What is the rocket's final altitude 23 seconds after launch?

[Robokapp]

A 1000 kg weather rocket is launched straight up. The rocket motor provides a constant acceleration for 19 s, then the motor stops. The rocket altitude 23 s after launch is 4700 m. You can ignore any effects of air resistance.

(a) What was the rocket's acceleration during the first 19 s?


b) What is the rocket's speed as it passes through a cloud 4700 m above the ground?

okay...i labeled acceleration 0 -19 as c.

a=c
v=cx
d=0.5cx^2

for 19-23 we have

a=-9.8
v=-9.8x
c=-4.9x^2


0 -19 we have d=180.5c
19-23
we have -823.5

180.5c-823.5=4700

Am I doing it right in solving for C which is constant acceleration in 0 -19?

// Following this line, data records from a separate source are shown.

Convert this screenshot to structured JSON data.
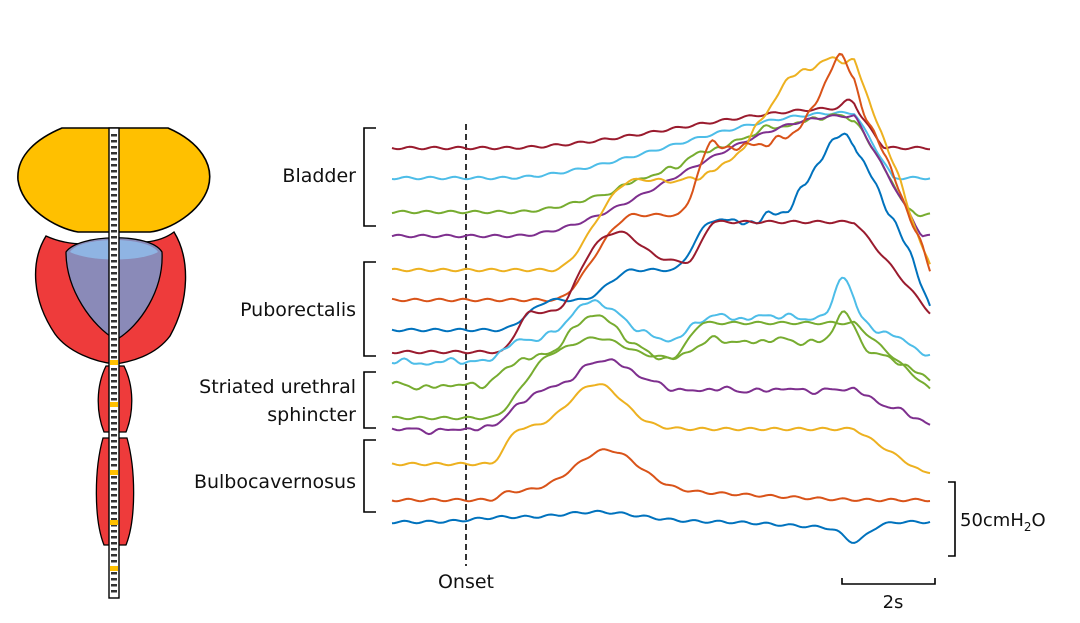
{
  "regions": [
    {
      "label_lines": [
        "Bladder"
      ]
    },
    {
      "label_lines": [
        "Puborectalis"
      ]
    },
    {
      "label_lines": [
        "Striated urethral",
        "sphincter"
      ]
    },
    {
      "label_lines": [
        "Bulbocavernosus"
      ]
    }
  ],
  "onset_label": "Onset",
  "scale_bars": {
    "pressure": {
      "value": "50",
      "unit_main": "cmH",
      "unit_sub": "2",
      "unit_end": "O"
    },
    "time": "2s"
  },
  "colors": {
    "bladder_fill": "#FFC000",
    "muscle_fill": "#EE3B3B",
    "prostate_fill": "#8A8AB8",
    "prostate_top": "#8FB8E8",
    "catheter_marker": "#FFC000",
    "trace_colors": [
      "#9A1B2E",
      "#4DBDE8",
      "#77AC30",
      "#7E2F8E",
      "#EDB120",
      "#D95319",
      "#0072BD"
    ]
  },
  "trace_count": 15
}
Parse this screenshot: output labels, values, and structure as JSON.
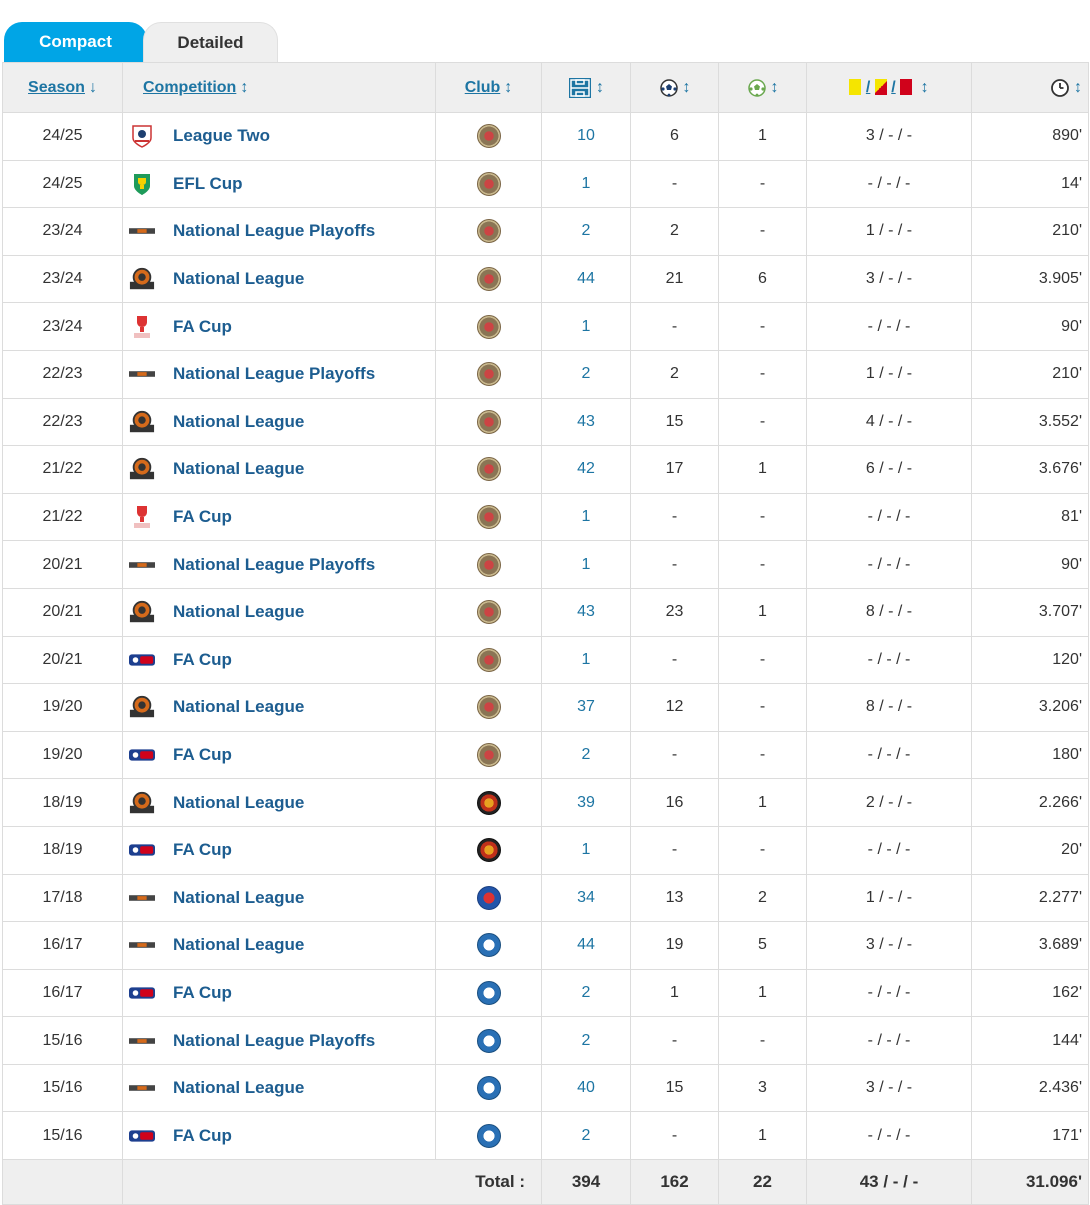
{
  "tabs": {
    "compact": "Compact",
    "detailed": "Detailed"
  },
  "headers": {
    "season": "Season",
    "season_arrow": "↓",
    "competition": "Competition",
    "club": "Club",
    "sort_arrow": "↕",
    "cards_sep": "/"
  },
  "icons": {
    "appearances": "appearances-icon",
    "goals": "goals-icon",
    "assists": "assists-icon",
    "cards": "cards-icon",
    "minutes": "clock-icon"
  },
  "rows": [
    {
      "season": "24/25",
      "logo": "league-two",
      "competition": "League Two",
      "crest": "a",
      "apps": "10",
      "goals": "6",
      "assists": "1",
      "cards": "3 / - / -",
      "minutes": "890'"
    },
    {
      "season": "24/25",
      "logo": "efl-cup",
      "competition": "EFL Cup",
      "crest": "a",
      "apps": "1",
      "goals": "-",
      "assists": "-",
      "cards": "- / - / -",
      "minutes": "14'"
    },
    {
      "season": "23/24",
      "logo": "nl-bar",
      "competition": "National League Playoffs",
      "crest": "a",
      "apps": "2",
      "goals": "2",
      "assists": "-",
      "cards": "1 / - / -",
      "minutes": "210'"
    },
    {
      "season": "23/24",
      "logo": "national-league",
      "competition": "National League",
      "crest": "a",
      "apps": "44",
      "goals": "21",
      "assists": "6",
      "cards": "3 / - / -",
      "minutes": "3.905'"
    },
    {
      "season": "23/24",
      "logo": "fa-cup-old",
      "competition": "FA Cup",
      "crest": "a",
      "apps": "1",
      "goals": "-",
      "assists": "-",
      "cards": "- / - / -",
      "minutes": "90'"
    },
    {
      "season": "22/23",
      "logo": "nl-bar",
      "competition": "National League Playoffs",
      "crest": "a",
      "apps": "2",
      "goals": "2",
      "assists": "-",
      "cards": "1 / - / -",
      "minutes": "210'"
    },
    {
      "season": "22/23",
      "logo": "national-league",
      "competition": "National League",
      "crest": "a",
      "apps": "43",
      "goals": "15",
      "assists": "-",
      "cards": "4 / - / -",
      "minutes": "3.552'"
    },
    {
      "season": "21/22",
      "logo": "national-league",
      "competition": "National League",
      "crest": "a",
      "apps": "42",
      "goals": "17",
      "assists": "1",
      "cards": "6 / - / -",
      "minutes": "3.676'"
    },
    {
      "season": "21/22",
      "logo": "fa-cup-old",
      "competition": "FA Cup",
      "crest": "a",
      "apps": "1",
      "goals": "-",
      "assists": "-",
      "cards": "- / - / -",
      "minutes": "81'"
    },
    {
      "season": "20/21",
      "logo": "nl-bar",
      "competition": "National League Playoffs",
      "crest": "a",
      "apps": "1",
      "goals": "-",
      "assists": "-",
      "cards": "- / - / -",
      "minutes": "90'"
    },
    {
      "season": "20/21",
      "logo": "national-league",
      "competition": "National League",
      "crest": "a",
      "apps": "43",
      "goals": "23",
      "assists": "1",
      "cards": "8 / - / -",
      "minutes": "3.707'"
    },
    {
      "season": "20/21",
      "logo": "fa-cup",
      "competition": "FA Cup",
      "crest": "a",
      "apps": "1",
      "goals": "-",
      "assists": "-",
      "cards": "- / - / -",
      "minutes": "120'"
    },
    {
      "season": "19/20",
      "logo": "national-league",
      "competition": "National League",
      "crest": "a",
      "apps": "37",
      "goals": "12",
      "assists": "-",
      "cards": "8 / - / -",
      "minutes": "3.206'"
    },
    {
      "season": "19/20",
      "logo": "fa-cup",
      "competition": "FA Cup",
      "crest": "a",
      "apps": "2",
      "goals": "-",
      "assists": "-",
      "cards": "- / - / -",
      "minutes": "180'"
    },
    {
      "season": "18/19",
      "logo": "national-league",
      "competition": "National League",
      "crest": "b",
      "apps": "39",
      "goals": "16",
      "assists": "1",
      "cards": "2 / - / -",
      "minutes": "2.266'"
    },
    {
      "season": "18/19",
      "logo": "fa-cup",
      "competition": "FA Cup",
      "crest": "b",
      "apps": "1",
      "goals": "-",
      "assists": "-",
      "cards": "- / - / -",
      "minutes": "20'"
    },
    {
      "season": "17/18",
      "logo": "nl-bar",
      "competition": "National League",
      "crest": "c",
      "apps": "34",
      "goals": "13",
      "assists": "2",
      "cards": "1 / - / -",
      "minutes": "2.277'"
    },
    {
      "season": "16/17",
      "logo": "nl-bar",
      "competition": "National League",
      "crest": "d",
      "apps": "44",
      "goals": "19",
      "assists": "5",
      "cards": "3 / - / -",
      "minutes": "3.689'"
    },
    {
      "season": "16/17",
      "logo": "fa-cup",
      "competition": "FA Cup",
      "crest": "d",
      "apps": "2",
      "goals": "1",
      "assists": "1",
      "cards": "- / - / -",
      "minutes": "162'"
    },
    {
      "season": "15/16",
      "logo": "nl-bar",
      "competition": "National League Playoffs",
      "crest": "d",
      "apps": "2",
      "goals": "-",
      "assists": "-",
      "cards": "- / - / -",
      "minutes": "144'"
    },
    {
      "season": "15/16",
      "logo": "nl-bar",
      "competition": "National League",
      "crest": "d",
      "apps": "40",
      "goals": "15",
      "assists": "3",
      "cards": "3 / - / -",
      "minutes": "2.436'"
    },
    {
      "season": "15/16",
      "logo": "fa-cup",
      "competition": "FA Cup",
      "crest": "d",
      "apps": "2",
      "goals": "-",
      "assists": "1",
      "cards": "- / - / -",
      "minutes": "171'"
    }
  ],
  "totals": {
    "label": "Total :",
    "apps": "394",
    "goals": "162",
    "assists": "22",
    "cards": "43 / - / -",
    "minutes": "31.096'"
  },
  "colors": {
    "accent": "#00a5e6",
    "link": "#1d75a3",
    "header_bg": "#efefef",
    "border": "#dcdcdc",
    "yellow": "#f5e500",
    "red": "#d0021b"
  }
}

edit: ok I know now it's not right.

my final distance formula would be

4700=-4.9x^2(for 19</x</23)+0.5cx^2(0</x</19)

But i don't know how to put this in a real equation form...

 

[Robokapp]

my second approach...

v=cx-9.8x

v=19c-9.8(4)=19c-39.2

and now i take the integral of all this and set it equal to 4700

okay...so i think the following formula should work...

\int_{0}^{19} {19c} dx + \int_{19}^{23} {-39.2} dx = 4700

grrrr. nope. Also sig figs matter.
I got a 13.5 answer...and a 13.2 answer...this is getting fustrating.